Livingston Taylor brings an attitude of gratitude to the Old Whaling Church

Livingston Taylor keeps up the tradition, playing at the Old Whaling Church July 1.

“I think of my shows as a fresh batch of sourdough starter,” said Livingston Taylor, who will perform his annual concert at the Old Whaling Church on Saturday, July 1. “The core has been around for decades, but all the time you’re adding fresh to it.”

Mr. Taylor is a master at keeping performances fresh. In fact, he teaches a class on stage performance at Berklee College of Music. “There is no question that to have examined stage performance for over 28 years, teaching thousands of students, and critiquing tens of thousands of performances, you really get a sense as to how to be on stage, what to do onstage, and how to be in the moment,” Mr. Taylor said. “These are things that are teachable, and these are techniques you can develop.”

Mr. Taylor is also an accomplished songwriter — he just released his 19th album, “Safe Home,” — and he thrives on the exploration and problem solving involved in writing. “Songs are intricate puzzles, Rubik’s cubes that need to be solved,” Mr. Taylor said. “They have a multitude of problems, and the solving of those puzzles is very gratifying.”

Mr. Taylor says this tendency to tinker comes naturally to him. “I was born curious. I believe on a spiritual level that God wants us to solve the puzzles of the universe,” he said. Recently, he’s become very interested in energy storage technology: anodes, cathodes, electrolytes, ions, and the ways humans manage the inevitable consumption of energy. “It’s not to the exclusion of music,” Mr. Taylor said. “Being able to solve musical puzzles allows me to solve and contemplate other puzzles as well.”

Stage performance is one puzzle Mr. Taylor seems to have unlocked, or at least explored to great depths. “My class is an exploration of what it means to perform. It’s a class about how to be on stage, why we are on stage, why people come and see us, and what our is responsibility on stage. It’s about how to see and care for an audience.”

That connection to the audience is key. Mr. Taylor said when he is on stage, “what I’m thinking about, above all else, is being with my audience in a state of real joy and gratitude to be able to spend time with them.”
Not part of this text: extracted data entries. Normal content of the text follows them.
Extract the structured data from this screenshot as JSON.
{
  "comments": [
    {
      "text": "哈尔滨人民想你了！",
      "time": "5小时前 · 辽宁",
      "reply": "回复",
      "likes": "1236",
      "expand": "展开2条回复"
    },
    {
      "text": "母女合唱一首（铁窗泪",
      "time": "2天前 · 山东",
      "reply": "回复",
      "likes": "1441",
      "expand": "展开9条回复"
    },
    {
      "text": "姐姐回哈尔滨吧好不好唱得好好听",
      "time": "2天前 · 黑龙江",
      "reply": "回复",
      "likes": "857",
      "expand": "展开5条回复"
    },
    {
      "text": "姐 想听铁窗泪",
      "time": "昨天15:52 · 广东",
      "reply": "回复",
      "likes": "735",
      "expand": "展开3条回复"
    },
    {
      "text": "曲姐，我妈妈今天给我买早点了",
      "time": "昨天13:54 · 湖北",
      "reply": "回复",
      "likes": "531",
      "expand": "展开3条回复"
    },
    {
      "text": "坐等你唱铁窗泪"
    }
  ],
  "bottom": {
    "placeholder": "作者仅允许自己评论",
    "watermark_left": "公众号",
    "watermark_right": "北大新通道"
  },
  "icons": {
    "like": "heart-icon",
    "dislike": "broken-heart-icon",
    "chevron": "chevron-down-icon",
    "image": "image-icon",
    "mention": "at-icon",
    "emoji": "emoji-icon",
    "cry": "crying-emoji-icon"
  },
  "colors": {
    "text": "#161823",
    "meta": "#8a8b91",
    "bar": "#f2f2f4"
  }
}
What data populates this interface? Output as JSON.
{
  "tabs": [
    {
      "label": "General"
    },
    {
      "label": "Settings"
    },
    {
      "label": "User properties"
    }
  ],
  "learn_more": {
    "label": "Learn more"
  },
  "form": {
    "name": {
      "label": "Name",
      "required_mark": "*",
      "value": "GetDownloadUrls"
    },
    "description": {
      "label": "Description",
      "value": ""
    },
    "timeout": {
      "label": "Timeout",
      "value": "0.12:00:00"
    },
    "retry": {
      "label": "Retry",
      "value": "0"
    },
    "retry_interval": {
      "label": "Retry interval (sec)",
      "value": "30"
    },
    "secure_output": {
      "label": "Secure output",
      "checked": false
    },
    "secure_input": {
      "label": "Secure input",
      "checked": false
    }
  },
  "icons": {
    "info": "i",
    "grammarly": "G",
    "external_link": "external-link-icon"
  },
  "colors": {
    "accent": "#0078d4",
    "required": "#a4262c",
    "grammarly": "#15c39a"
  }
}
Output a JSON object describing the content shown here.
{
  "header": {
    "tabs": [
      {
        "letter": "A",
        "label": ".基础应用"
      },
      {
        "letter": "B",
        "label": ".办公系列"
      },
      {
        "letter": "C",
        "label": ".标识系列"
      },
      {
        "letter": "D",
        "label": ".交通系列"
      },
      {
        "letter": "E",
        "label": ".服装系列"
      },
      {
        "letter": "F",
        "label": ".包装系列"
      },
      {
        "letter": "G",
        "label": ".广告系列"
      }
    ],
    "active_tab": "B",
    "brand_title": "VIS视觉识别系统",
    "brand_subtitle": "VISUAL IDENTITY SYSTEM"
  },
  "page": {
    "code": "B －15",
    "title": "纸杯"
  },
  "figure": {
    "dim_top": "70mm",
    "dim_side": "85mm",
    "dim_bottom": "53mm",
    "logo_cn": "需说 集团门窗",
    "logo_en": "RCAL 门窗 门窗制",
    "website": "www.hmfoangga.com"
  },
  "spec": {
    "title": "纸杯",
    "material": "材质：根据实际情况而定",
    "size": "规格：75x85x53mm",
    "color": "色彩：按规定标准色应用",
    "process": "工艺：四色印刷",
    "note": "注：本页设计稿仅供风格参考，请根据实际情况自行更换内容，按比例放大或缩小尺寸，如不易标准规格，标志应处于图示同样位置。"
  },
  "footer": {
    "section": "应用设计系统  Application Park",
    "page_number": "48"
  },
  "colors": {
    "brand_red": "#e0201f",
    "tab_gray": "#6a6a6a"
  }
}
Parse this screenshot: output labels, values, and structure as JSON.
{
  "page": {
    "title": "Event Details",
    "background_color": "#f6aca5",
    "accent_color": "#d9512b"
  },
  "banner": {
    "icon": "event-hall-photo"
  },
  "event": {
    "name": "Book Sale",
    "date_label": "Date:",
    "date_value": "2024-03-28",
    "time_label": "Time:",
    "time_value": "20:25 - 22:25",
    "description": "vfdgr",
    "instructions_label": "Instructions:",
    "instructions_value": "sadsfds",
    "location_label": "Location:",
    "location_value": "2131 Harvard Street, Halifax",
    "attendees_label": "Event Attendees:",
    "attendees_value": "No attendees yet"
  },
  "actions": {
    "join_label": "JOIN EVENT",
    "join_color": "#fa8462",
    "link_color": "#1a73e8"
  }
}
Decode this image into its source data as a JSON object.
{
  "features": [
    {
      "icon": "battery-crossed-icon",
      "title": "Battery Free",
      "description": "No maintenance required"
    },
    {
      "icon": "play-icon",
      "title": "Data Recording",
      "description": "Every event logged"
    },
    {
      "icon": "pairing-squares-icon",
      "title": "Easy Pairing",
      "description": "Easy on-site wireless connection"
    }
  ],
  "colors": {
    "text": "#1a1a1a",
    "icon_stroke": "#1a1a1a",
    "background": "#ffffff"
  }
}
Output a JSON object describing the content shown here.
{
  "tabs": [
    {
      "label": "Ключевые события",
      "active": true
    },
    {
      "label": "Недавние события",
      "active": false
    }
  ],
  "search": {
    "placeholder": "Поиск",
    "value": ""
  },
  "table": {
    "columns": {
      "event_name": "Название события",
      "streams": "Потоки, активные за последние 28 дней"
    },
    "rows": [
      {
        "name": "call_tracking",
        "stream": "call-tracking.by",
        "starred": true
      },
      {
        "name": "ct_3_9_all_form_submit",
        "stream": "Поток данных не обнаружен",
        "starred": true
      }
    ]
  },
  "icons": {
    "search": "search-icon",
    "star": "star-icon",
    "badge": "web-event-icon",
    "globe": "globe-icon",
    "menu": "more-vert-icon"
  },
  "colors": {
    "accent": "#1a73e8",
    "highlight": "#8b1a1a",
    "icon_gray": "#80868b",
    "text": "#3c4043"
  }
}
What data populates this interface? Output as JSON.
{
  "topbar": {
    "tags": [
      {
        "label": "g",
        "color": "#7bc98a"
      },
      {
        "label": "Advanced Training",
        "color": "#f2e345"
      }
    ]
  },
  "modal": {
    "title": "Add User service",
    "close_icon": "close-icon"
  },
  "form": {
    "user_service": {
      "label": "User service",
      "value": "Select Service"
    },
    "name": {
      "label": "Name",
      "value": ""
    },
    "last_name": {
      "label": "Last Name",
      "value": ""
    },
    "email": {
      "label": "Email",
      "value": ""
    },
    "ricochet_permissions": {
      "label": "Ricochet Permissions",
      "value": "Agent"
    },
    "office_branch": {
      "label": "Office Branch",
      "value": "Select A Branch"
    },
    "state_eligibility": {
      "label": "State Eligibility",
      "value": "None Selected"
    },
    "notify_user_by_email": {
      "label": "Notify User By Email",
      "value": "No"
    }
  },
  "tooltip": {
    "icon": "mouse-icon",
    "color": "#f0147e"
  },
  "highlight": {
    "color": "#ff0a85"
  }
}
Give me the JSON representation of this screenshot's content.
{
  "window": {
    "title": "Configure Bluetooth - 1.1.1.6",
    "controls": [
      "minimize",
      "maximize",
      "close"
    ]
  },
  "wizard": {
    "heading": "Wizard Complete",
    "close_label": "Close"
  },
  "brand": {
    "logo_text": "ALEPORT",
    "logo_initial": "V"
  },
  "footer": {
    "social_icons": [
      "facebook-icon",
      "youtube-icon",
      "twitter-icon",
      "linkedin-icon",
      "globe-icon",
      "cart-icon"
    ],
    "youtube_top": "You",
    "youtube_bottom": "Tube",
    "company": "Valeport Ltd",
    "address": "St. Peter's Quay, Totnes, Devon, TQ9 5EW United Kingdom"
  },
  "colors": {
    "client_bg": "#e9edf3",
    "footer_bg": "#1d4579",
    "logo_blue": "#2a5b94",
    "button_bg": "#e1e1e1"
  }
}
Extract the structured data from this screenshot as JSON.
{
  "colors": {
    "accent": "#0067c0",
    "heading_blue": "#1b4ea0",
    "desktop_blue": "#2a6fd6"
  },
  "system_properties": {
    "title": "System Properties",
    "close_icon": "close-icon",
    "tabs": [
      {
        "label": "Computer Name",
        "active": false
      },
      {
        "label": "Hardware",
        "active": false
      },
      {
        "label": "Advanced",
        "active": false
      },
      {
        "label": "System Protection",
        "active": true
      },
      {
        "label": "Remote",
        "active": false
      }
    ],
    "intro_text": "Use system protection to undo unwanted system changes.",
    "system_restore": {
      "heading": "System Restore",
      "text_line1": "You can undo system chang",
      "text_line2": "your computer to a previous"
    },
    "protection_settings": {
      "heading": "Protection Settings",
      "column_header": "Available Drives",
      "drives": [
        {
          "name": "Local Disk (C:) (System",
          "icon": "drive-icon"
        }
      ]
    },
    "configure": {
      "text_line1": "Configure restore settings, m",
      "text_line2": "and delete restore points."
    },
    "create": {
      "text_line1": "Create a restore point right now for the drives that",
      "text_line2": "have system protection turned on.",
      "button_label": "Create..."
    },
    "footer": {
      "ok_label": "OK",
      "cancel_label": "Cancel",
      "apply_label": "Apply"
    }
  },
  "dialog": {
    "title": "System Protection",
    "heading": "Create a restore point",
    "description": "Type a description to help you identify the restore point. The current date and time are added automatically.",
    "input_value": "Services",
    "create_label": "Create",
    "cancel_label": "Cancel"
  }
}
The audience must feel the same way — the annual Whaling Church performance is always well attended, and the crowd has even spilled onto the lawn in previous years. Many audience members are repeat customers, and Mr. Taylor remains devoted to them. “I come back because there’s a bit of tradition involved,” Mr. Taylor said. “It’s one of these places — when I’m out at a strange venue in a strange place — I think about the Whaling Church, and for me it’s like thinking about going home.”

But tradition is not the same thing as repetition, and Mr. Taylor is careful to keep his shows interesting and his audience engaged. “I’m always circulating stuff in, new experiments, new songs, new ideas,” Mr. Taylor said. What keeps the community coming back is the propensity of music to bring people together.

“The familiarity of music gives us a common meeting point,” Mr. Taylor said. “Music doesn’t ‘heal’ you — that’s a little bit more New Agey than I like to get in my thinking. What heals you is the familiarity, and the idea that the world has constant things in it, and music is one of those things. It gives you a point to re-reference.”

Perhaps that is at the core of why crowds keep returning to the Old Whaling Church each summer. “After coming to see me, they feel better about themselves,” Mr. Taylor said. “Nobody comes back to a show if they are not getting something from it. It affirms for them that they have value, that they are worthwhile, that they are seen, they are heard, and they are important. My audiences tend to be extremely relaxed, because they realize when I get onstage, I’ve got them. They’re safe.”

 

Livingston Taylor will perform at the Old Whaling Church in Edgartown on Saturday, July 1, at 7:30 pm with his nephew, Isaac Taylor, and his former student, Matt Cusson. Tickets are $30 and available at brownpapertickets.com.